Leadership is earned through hard work and determination, even if one faces great difficulties in life. Paul Morgan is a leader.
Morgan, 24, a senior and public administration major, suffers from a condition known as keratoconus.
Keratoconus is a degeneration of the structure of the cornea, the clear tissue covering the front of the eye, according to the National Library of Medicine. In people with keratoconus, the cornea slowly changes from the normal round shape to a cone shape.
“It can’t be fixed by Lasik,” said Morgan. “Basically what happens is your cornea gets elongated, which leads to really severe astigmatism. When I’m on the field, I always see multiples of the ball.”
When Morgan was a sophomore in high school he started noticing during games he could not see the crowd very well and later on even the board in his classes.
Morgan’s parents took him to the optometrist and he was diagnosed with keratoconus.
Morgan initially dismissed the diagnosis and believed contact lenses would fix the problem.
Unfortunately, even with contacts, the keratoconus became so bad that he could not see anything in class, Morgan said.
Because keratoconus is a degenerative disease, and contacts shape themselves into the form of your eyes, there is not much that can be done after a period of time.
As things got worse, Morgan began to dig deeper and find as much information as he could about keratoconus.
“Paul started looking for doctors,” said Wade Morgan, Paul’s father. “Once he knew the name of what he had, he started looking into it.”
Morgan went to a renowned optometry specialist, Dr. Boxer Wachler, located in Beverly Hills, and underwent three surgeries in one procedure.
The operation on Morgan was successful, and while he still continues to make visits annually, his eyesight could have gotten much worse if not for Dr. Wachler, Morgan’s father said.

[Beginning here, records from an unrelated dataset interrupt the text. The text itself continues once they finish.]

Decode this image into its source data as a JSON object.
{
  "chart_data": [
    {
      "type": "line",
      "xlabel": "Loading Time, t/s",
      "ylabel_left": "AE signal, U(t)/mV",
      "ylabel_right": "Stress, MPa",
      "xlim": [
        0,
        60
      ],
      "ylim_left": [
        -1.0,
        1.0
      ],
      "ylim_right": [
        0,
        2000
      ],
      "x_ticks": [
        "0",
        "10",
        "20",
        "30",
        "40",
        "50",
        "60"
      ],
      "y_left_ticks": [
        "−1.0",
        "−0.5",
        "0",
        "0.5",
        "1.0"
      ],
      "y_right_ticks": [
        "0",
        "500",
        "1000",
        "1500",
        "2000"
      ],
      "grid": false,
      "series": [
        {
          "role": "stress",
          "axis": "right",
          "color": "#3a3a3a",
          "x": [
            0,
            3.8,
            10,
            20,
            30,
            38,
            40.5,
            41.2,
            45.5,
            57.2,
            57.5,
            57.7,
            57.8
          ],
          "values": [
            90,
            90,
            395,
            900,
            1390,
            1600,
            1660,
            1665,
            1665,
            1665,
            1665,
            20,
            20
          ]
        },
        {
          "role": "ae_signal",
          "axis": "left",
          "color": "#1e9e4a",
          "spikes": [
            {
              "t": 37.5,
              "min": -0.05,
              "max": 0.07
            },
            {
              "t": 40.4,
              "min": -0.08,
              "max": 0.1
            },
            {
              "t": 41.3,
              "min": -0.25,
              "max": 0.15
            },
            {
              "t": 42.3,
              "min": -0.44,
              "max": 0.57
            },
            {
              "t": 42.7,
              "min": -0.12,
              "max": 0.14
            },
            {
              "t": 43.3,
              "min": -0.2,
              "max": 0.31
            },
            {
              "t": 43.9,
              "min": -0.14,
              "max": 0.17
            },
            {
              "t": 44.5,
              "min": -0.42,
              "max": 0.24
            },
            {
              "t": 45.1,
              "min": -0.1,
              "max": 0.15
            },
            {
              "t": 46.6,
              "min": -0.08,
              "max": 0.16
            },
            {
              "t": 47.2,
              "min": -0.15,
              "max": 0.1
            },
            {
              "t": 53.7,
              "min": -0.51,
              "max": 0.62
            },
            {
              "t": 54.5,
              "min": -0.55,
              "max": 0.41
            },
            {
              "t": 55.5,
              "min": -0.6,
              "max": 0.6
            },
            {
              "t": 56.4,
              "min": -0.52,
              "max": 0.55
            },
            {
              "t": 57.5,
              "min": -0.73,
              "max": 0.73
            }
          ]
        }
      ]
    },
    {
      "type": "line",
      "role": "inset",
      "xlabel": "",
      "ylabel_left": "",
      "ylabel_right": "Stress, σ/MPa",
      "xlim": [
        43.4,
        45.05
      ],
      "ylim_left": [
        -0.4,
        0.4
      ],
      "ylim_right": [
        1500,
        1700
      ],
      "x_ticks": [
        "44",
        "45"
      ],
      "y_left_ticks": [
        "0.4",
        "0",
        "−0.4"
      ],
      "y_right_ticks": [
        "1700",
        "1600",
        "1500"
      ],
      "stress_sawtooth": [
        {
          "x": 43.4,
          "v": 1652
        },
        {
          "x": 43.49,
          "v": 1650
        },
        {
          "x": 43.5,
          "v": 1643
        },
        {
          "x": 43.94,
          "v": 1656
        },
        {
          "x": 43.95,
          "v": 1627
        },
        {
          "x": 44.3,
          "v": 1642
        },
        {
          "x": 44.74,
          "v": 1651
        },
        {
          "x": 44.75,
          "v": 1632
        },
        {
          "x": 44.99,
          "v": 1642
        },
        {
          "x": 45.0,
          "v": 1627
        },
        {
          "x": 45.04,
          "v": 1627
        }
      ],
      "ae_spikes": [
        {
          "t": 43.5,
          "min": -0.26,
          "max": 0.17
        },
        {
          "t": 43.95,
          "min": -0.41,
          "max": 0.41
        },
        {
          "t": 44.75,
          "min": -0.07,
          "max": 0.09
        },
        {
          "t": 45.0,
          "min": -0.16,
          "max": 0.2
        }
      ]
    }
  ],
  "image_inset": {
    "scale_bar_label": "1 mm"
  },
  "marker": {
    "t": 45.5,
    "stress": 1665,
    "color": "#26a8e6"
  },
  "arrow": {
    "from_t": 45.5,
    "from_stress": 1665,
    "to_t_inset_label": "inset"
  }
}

Though Morgan’s eyesight will never be the same, the keratoconus has stabilized. Morgan still has trouble vision, sometimes seeing multiple balls on the field during a game.
“I just kind of push through it,” Morgan said.
When he was younger, Morgan was inspired by Karl Rohlin, the head lacrosse coach at Great Oak High School in Temecula.
Rohlin’s work with kids back in Morgan’s youth pushes Morgan to work hard with his own group of lacrosse youths back home in Fallbrook, a small community near northern San Diego.
“I’ve never told any of my teammates that I have keratoconus,” Morgan said. “I didn’t want my teammates to think that if I dropped the ball or miss a pass it was because I couldn’t see the ball.”
Morgan said he has always pushed himself harder on the field because of the keratoconus.
Last year, Kyle Morrison, the former lacrosse coach, left the team.
“The coach stepped down, and he did a lot at the end of the last season, he was in the program for the last three years,” Morgan said. “I probably wouldn’t be the lacrosse player I am now without a lot of his guidance.”
Because lacrosse at Cal State Fullerton is a club sport, it is player-run. Morgan, as team president, took on Morrison’s administrative role for the team.
Morgan handled all the scheduling for the spring games, fall-ball scheduling and practice schedules over the summer.
Nicholas Lioi, 21, psychology major, has been a teammate of Morgan for the last two years.
“He’s a leader out there on the field,” said Lioi. “If you need to get something done, you can always rely on Paul to do it.”
As well as being a full-time student athlete, Morgan works hard behind the scenes to get things done for the lacrosse team, Lioi said.
“He’s (Morgan) given a lot back to the community, especially where he’s from,” Lioi said. “He’s coached teams back out in Fallbrook, I know he’s coached a lot of other teams.”
Christian Wheeler, 25, a senior economics major, has been on the team with Morgan and knows the time and effort Morgan has devoted.
“He’s (Morgan) a hard worker,” said Wheeler. “He’s always trying to get better, he’s always trying to make the team work toward a consistent goal.”
Wheeler has gotten to know Morgan on and off the field over the years and knows the work Morgan has put into the team.
“He’s (Morgan) taken care of a lot of administrative stuff for the team,” Wheeler said.
While the team is looking for a new head coach, Wheeler and another graduate student will be helping out as a head coach for the team. They will attend conferences as representatives for the team.
Morgan has put a lot of time, energy and focus into coordinating things for the lacrosse team.
“It’s been a little bit overwhelming, but I love this sport so much,” Morgan said about taking part in his last year of lacrosse. “I don’t want to regret not giving 100 percent to the sport that I’ve been a part of since I was 15 in high school.”